A minha coluna da semana passada, a propósito da obra de Chico Buarque de Hollanda, teve boa receptividade. Entre e-mails e mensagens pelo "zap", foram muitos os comentários, mas gostaria de destacar um deles, que me pareceu particularmente relevante: é da psicanalista Maria José, a queridíssima amiga Mazé, cujo texto, vazado numa linguagem elegante e expressiva, discorre sobre o "eu feminino" na poesia de Chico Buarque com rara sensibilidade.
Na contramão do que um certo feminismo tem feito, para ressaltar o equívoco que é tachar de machistas canções importantes no conjunto da obra do autor de "Com açúcar, com afeto", objeto de exame da coluna de mesmo título, a leitora evidencia a beleza poética da canção, o real sentido do seu conteúdo e a importância do que diz sobre as relações amorosas entre homem e mulher no contexto de uma sociedade marcada por severas contradições.
Ao agradecer o privilégio de tê-la como leitora, ocorre-me a motivação de voltar ao assunto para tecer hoje mais algumas considerações. Começo por destacar que existem inúmeros trabalhos de corte acadêmico sobre a presença da mulher na música popular brasileira, dentre os quais, com alguma dose de subjetivação, tomo a liberdade de indicar o belíssimo estudo "O eu feminino na canção brasileira: desenvolvimento cultural entre 1901 e 1985", de André Simões.
Nascido de sua tese de doutorado para a PUC-SP, o texto de Simões é fundamental para evitar equívocos de interpretação, juízos apressados, inconsistências argumentativas, sobre uma obra absolutamente correta nos planos do conteúdo e da forma. Sem pruridos inoportunos ou deslizes de natureza conceitual, o trabalho serve para tornar evidente o que há muito tenho por convicção: embora calcadas o mais das vezes em situações de aparente dependência da mulher em relação ao homem, o cancionista Chico Buarque de Hollanda é sutil aqui, irônico acolá, ardiloso ou intencionalmente ferino no fraseado de suas composições, mas nunca indiferente ao que pode advir de sua visada poética como reflexão em torno do que, na falta de melhor expressão, pode-se delimitar como a questão feminina.

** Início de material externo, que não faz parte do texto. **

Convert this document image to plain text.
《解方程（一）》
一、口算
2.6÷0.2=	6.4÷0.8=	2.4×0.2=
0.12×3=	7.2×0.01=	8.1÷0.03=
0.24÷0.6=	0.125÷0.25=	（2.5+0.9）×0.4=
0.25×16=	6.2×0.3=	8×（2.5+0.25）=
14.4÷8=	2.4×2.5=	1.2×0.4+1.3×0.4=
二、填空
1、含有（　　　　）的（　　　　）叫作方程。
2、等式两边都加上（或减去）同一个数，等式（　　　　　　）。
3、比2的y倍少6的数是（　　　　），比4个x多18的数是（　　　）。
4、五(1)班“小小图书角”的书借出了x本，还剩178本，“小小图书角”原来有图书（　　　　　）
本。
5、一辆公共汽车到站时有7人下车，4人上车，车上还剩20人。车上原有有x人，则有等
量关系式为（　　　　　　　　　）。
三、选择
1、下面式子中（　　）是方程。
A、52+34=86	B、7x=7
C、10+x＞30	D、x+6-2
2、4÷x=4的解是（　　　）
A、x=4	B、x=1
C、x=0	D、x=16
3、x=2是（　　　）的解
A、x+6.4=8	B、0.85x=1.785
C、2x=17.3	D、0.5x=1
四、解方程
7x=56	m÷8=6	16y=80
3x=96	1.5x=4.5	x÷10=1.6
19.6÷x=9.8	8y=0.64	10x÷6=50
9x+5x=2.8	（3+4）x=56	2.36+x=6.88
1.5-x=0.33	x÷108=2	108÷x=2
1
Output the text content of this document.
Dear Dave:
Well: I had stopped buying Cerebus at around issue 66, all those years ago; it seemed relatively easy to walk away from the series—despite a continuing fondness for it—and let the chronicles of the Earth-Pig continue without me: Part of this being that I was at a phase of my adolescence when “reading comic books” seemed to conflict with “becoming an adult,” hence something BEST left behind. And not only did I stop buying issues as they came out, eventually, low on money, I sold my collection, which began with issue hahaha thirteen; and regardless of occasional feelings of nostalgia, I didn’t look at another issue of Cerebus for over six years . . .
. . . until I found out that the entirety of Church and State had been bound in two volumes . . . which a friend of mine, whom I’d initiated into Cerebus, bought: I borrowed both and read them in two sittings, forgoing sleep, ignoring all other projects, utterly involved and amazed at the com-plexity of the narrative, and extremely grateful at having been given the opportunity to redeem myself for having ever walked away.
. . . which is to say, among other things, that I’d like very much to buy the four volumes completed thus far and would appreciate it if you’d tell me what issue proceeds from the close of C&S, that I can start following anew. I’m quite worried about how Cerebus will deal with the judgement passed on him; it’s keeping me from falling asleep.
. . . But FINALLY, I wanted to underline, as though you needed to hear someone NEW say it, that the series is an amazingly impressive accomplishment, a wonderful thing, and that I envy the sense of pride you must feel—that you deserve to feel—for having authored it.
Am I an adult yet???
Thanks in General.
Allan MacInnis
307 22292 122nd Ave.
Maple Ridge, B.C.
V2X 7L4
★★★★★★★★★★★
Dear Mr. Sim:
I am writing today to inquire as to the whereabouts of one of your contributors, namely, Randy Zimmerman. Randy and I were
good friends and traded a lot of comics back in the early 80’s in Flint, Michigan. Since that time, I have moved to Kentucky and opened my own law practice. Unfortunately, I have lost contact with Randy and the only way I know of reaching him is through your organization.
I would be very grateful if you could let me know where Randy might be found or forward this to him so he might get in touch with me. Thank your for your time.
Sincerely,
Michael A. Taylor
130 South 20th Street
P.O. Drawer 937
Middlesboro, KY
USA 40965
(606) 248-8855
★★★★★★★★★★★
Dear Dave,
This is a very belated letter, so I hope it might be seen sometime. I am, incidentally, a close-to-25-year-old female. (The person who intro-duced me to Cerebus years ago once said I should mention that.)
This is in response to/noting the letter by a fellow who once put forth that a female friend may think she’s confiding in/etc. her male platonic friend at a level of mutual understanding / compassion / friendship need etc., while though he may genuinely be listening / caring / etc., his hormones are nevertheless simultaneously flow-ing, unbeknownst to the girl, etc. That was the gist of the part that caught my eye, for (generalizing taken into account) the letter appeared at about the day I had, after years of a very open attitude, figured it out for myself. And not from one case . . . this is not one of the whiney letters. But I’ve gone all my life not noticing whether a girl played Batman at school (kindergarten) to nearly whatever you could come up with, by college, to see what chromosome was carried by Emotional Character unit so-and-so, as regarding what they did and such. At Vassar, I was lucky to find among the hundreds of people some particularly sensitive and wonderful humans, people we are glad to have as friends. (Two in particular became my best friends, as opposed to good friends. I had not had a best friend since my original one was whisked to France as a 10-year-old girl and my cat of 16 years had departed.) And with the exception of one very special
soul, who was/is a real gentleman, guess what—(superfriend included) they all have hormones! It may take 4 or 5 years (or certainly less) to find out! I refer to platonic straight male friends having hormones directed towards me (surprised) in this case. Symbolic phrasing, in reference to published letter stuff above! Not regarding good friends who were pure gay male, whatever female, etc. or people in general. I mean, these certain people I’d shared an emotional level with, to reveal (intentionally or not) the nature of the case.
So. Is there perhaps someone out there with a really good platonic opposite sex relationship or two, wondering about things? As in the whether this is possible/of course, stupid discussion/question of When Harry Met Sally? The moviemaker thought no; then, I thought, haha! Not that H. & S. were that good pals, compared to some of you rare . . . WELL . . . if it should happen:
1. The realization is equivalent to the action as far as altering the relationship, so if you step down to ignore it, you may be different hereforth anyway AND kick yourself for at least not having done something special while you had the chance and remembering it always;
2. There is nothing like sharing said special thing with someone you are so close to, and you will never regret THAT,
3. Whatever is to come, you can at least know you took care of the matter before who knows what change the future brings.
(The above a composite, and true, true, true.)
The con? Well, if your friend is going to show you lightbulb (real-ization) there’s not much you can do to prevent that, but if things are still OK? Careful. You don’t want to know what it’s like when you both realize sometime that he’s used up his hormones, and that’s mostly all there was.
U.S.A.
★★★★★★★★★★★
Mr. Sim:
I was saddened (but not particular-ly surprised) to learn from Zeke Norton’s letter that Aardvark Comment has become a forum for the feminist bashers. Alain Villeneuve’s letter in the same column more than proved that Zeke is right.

Em certa medida, pois, há nas mulheres de Chico Buarque um não sei quê de machadiano, e muitas delas trazem no corpo o perfume de Capitu, a mesma dissimulação que as faz irresistivelmente sedutoras, capciosas, "dominantes enquanto dominadas", que me permitam o que há de paradoxal na afirmação e de incorreto politicamente falando.
Para se ter uma ideia do que fez Chico Buarque na perspectiva do eu lírico feminino, o quanto o tema o persegue como poeta, romancista e dramaturgo, destaco aqui algo próximo de cinquenta canções, a maior parte delas dramáticas, ou seja, canções compostas para peças de teatro ou cinema: "Noite dos mascarados", "Soneto", "Ana de Amsterdam", "Bárbara", "Cala a boca Bárbara", "Não existe pecado ao sul do Equador", "Tatuagem", "Tira as mãos de mim", "Joana Francesa", "Bem-querer", "Mambordel", "O que será", "Tira as mãos de mim", "À flor da pele", "Folhetim", "O meu amor", "Teresinha", "Ai se eles me pegam agora", "Uma canção desnaturada", "Não sonho mais", "Sob medida", "Qualquer amor", "A história de Lily Braun", "Meu namorado", "Mil perdões", "A violeira", "Las muchachas de Copacabana", "Palavra de mulher", "Sentimental", "Tango de Nancy", "Anos dourados", "Abandono", "Sol e lua", "A mais bonita", "Lábia", "Veneta", "Fora de hora", "Sem fantasia" e as não dramáticas "Com açúcar com afeto", Atrás da porta", "Olhos nos olhos", "Sem açúcar", "O meu guri" e "Se eu soubesse".
Por último, como observa André Simões em seu trabalho (o que reproduz no livro "Chico Buarque em 80 canções", Editora 34, 2024), há casos em que o ponto de vista feminino alterna com o ponto de vista masculino, a exemplo do que se pode ver na incontornável "Sem fantasia", composta para a peça "Roda Viva" (1968), forjada na mesma pegada homérica da mulher que acolhe o homem "maltrapilho e maltratado" de volta ao lar.
Imagine, leitor ou leitora, o que seria da música popular brasileira sem essas verdadeiras pérolas. Ufa!